EDITORIALS

New offshore drilling rules could’ve been worse

Staff Writer
The News Herald
A service boat carries workers back to shore May 16, 2015, from a platform off Seal Beach, California. The Trump administration is easing safety rules adopted after the 2010 BP Deepwater Horizon blowout, the worst offshore oil disaster in U.S. history. [John Antczak/AP file]

It seemed to be yet another aggressive Trump administration effort to tear up any and all environmental protections: The Interior Department released new rules on oil and gas drilling Thursday, relaxing regulations the Obama administration developed after the 2010 Deepwater Horizon oil spill disaster.

Indeed, freshly confirmed Interior Secretary David Bernhardt, a former oil lobbyist, was wrong when he claimed his department’s new plan merely “eliminates unnecessary regulatory burdens while maintaining safety and environmental protection offshore.” Yet the Interior Department’s move does not represent a totally unhinged deregulatory push, either. It is more of a mixed picture than many Trump administration environmental rollbacks.

The Obama administration rules came after an exhaustive analysis from a blue-ribbon commission, which found lax oversight and inadequate safety standards on the Deepwater Horizon oil rig that contributed to a massive well blowout, 11 deaths and a three-month saga in which 4 million barrels of oil spewed into the Gulf of Mexico and devastated the tourism and fishing industries in the Florida Panhandle. The Interior Department assures it is changing only about 20 percent of these post-disaster rules, because new technologies and industry practices justify revisions. It was not lost on critics that the changes would also save oil companies about $1 billion over 10 years.

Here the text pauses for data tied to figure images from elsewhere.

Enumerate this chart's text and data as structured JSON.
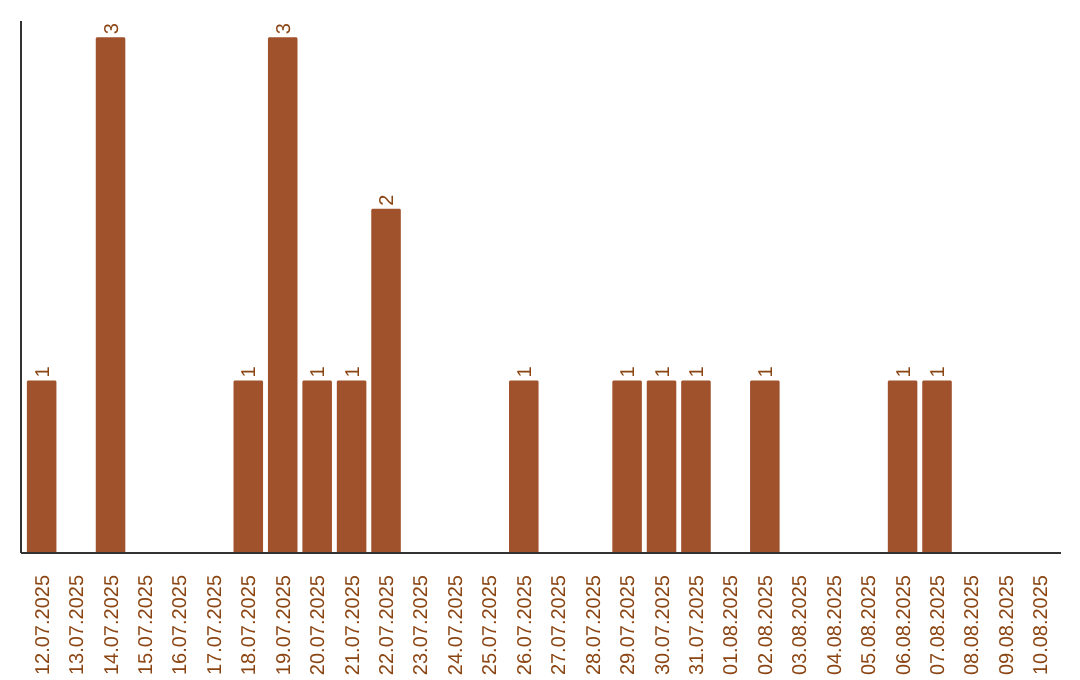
{
  "chart_data": {
    "type": "bar",
    "categories": [
      "12.07.2025",
      "13.07.2025",
      "14.07.2025",
      "15.07.2025",
      "16.07.2025",
      "17.07.2025",
      "18.07.2025",
      "19.07.2025",
      "20.07.2025",
      "21.07.2025",
      "22.07.2025",
      "23.07.2025",
      "24.07.2025",
      "25.07.2025",
      "26.07.2025",
      "27.07.2025",
      "28.07.2025",
      "29.07.2025",
      "30.07.2025",
      "31.07.2025",
      "01.08.2025",
      "02.08.2025",
      "03.08.2025",
      "04.08.2025",
      "05.08.2025",
      "06.08.2025",
      "07.08.2025",
      "08.08.2025",
      "09.08.2025",
      "10.08.2025"
    ],
    "values": [
      1,
      0,
      3,
      0,
      0,
      0,
      1,
      3,
      1,
      1,
      2,
      0,
      0,
      0,
      1,
      0,
      0,
      1,
      1,
      1,
      0,
      1,
      0,
      0,
      0,
      1,
      1,
      0,
      0,
      0
    ],
    "value_labels": [
      "1",
      null,
      "3",
      null,
      null,
      null,
      "1",
      "3",
      "1",
      "1",
      "2",
      null,
      null,
      null,
      "1",
      null,
      null,
      "1",
      "1",
      "1",
      null,
      "1",
      null,
      null,
      null,
      "1",
      "1",
      null,
      null,
      null
    ],
    "color": "#a0522d",
    "ylim": [
      0,
      3.1
    ],
    "tick_labels": "x",
    "grid": false
  }
}
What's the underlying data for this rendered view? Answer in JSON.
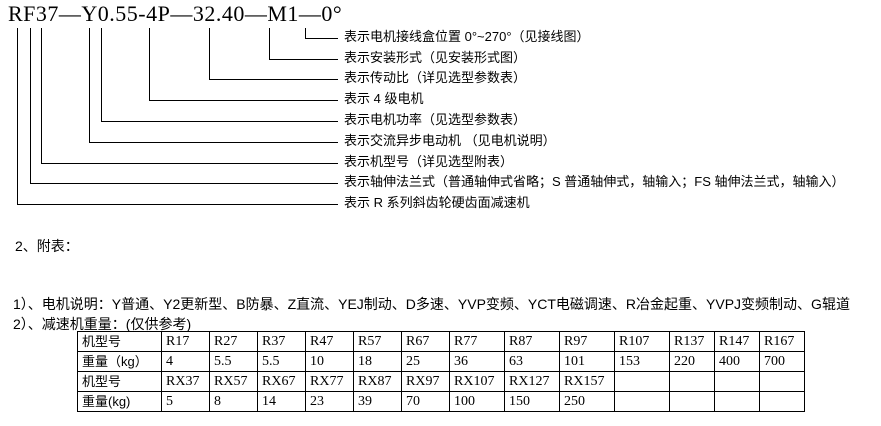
{
  "colors": {
    "text": "#000000",
    "background": "#ffffff"
  },
  "title": "RF37—Y0.55-4P—32.40—M1—0°",
  "diagram": {
    "callouts": [
      {
        "label": "表示电机接线盒位置 0°~270°（见接线图）"
      },
      {
        "label": "表示安装形式（见安装形式图）"
      },
      {
        "label": "表示传动比（详见选型参数表）"
      },
      {
        "label": "表示 4 级电机"
      },
      {
        "label": "表示电机功率（见选型参数表）"
      },
      {
        "label": "表示交流异步电动机 （见电机说明）"
      },
      {
        "label": "表示机型号（详见选型附表）"
      },
      {
        "label": "表示轴伸法兰式（普通轴伸式省略；S 普通轴伸式，轴输入；FS 轴伸法兰式，轴输入）"
      },
      {
        "label": "表示 R 系列斜齿轮硬齿面减速机"
      }
    ]
  },
  "appendix": {
    "heading": "2、附表：",
    "notes": [
      "1）、电机说明：Y普通、Y2更新型、B防暴、Z直流、YEJ制动、D多速、YVP变频、YCT电磁调速、R冶金起重、YVPJ变频制动、G辊道",
      "2）、减速机重量：(仅供参考)"
    ]
  },
  "weight_table": {
    "rows": [
      {
        "label": "机型号",
        "cells": [
          "R17",
          "R27",
          "R37",
          "R47",
          "R57",
          "R67",
          "R77",
          "R87",
          "R97",
          "R107",
          "R137",
          "R147",
          "R167"
        ]
      },
      {
        "label": "重量（kg）",
        "cells": [
          "4",
          "5.5",
          "5.5",
          "10",
          "18",
          "25",
          "36",
          "63",
          "101",
          "153",
          "220",
          "400",
          "700"
        ]
      },
      {
        "label": "机型号",
        "cells": [
          "RX37",
          "RX57",
          "RX67",
          "RX77",
          "RX87",
          "RX97",
          "RX107",
          "RX127",
          "RX157",
          "",
          "",
          "",
          ""
        ]
      },
      {
        "label": "重量(kg)",
        "cells": [
          "5",
          "8",
          "14",
          "23",
          "39",
          "70",
          "100",
          "150",
          "250",
          "",
          "",
          "",
          ""
        ]
      }
    ]
  }
}
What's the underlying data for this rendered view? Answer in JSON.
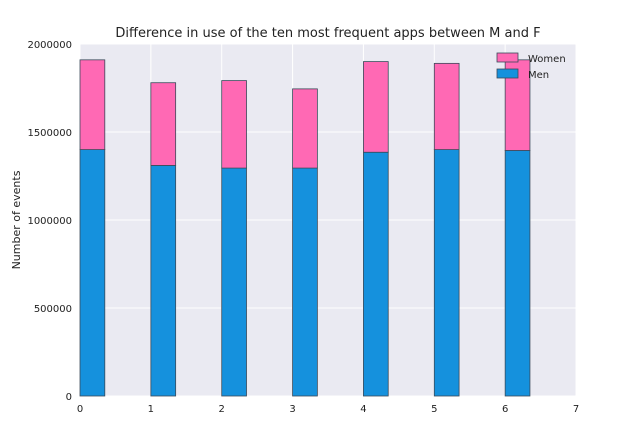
{
  "chart_data": {
    "type": "bar",
    "stacked": true,
    "title": "Difference in use of the ten most frequent apps between M and F",
    "xlabel": "",
    "ylabel": "Number of events",
    "x": [
      0,
      1,
      2,
      3,
      4,
      5,
      6
    ],
    "xlim": [
      0,
      7
    ],
    "ylim": [
      0,
      2000000
    ],
    "xticks": [
      "0",
      "1",
      "2",
      "3",
      "4",
      "5",
      "6",
      "7"
    ],
    "yticks": [
      "0",
      "500000",
      "1000000",
      "1500000",
      "2000000"
    ],
    "series": [
      {
        "name": "Men",
        "color": "#1591dd",
        "values": [
          1400000,
          1310000,
          1295000,
          1295000,
          1385000,
          1400000,
          1395000
        ]
      },
      {
        "name": "Women",
        "color": "#ff69b4",
        "values": [
          510000,
          470000,
          497000,
          450000,
          515000,
          490000,
          515000
        ]
      }
    ],
    "grid": true,
    "background": "#eaeaf2",
    "legend_position": "top-right"
  }
}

Some of the rule changes seem warranted. One accommodates better technology on centering the “shear rams” that close off wells in case of emergency. In other cases, the Interior Department refused to shift rules the industry dislikes. For example, though drillers would have liked to see changes in requirements on the drilling mud required to keep well pressure at safe levels, the Trump administration declined to alter the default requirements and instead decided to streamline the process for getting exceptions approved. Another key decision was to keep in place requirements that blowout preventers, key safety devices, have two shear rams fully capable of closing off a dangerous well, a measure that might have prevented the Deepwater Horizon fiasco.

Yet the Interior Department’s deregulatory push still went much too far. It would rely too much on industry-set standards. Proposed wording changes appear to water down safety requirements. And the old Obama-administration rules would have required drillers to have their wells inspected by experts whom the federal government had certified. Given the chummy atmosphere within the offshore drilling community, this measure was one designed to ensure ample professional oversight on oil rigs. “If I know I can lose my (federal) certification for falling short of those standards, or for shading my report to favor industry — in hopes of, for example, getting more industry work — I’m going to maintain standards like my job depends on it,” Bob Deans, a spokesman for the National Resources Defense Council, explained. Even so, the Interior Department is killing the regulation, replacing it with requirements that inspectors merely have certain credentials.

A version of this editorial first appeared in The Washington Post.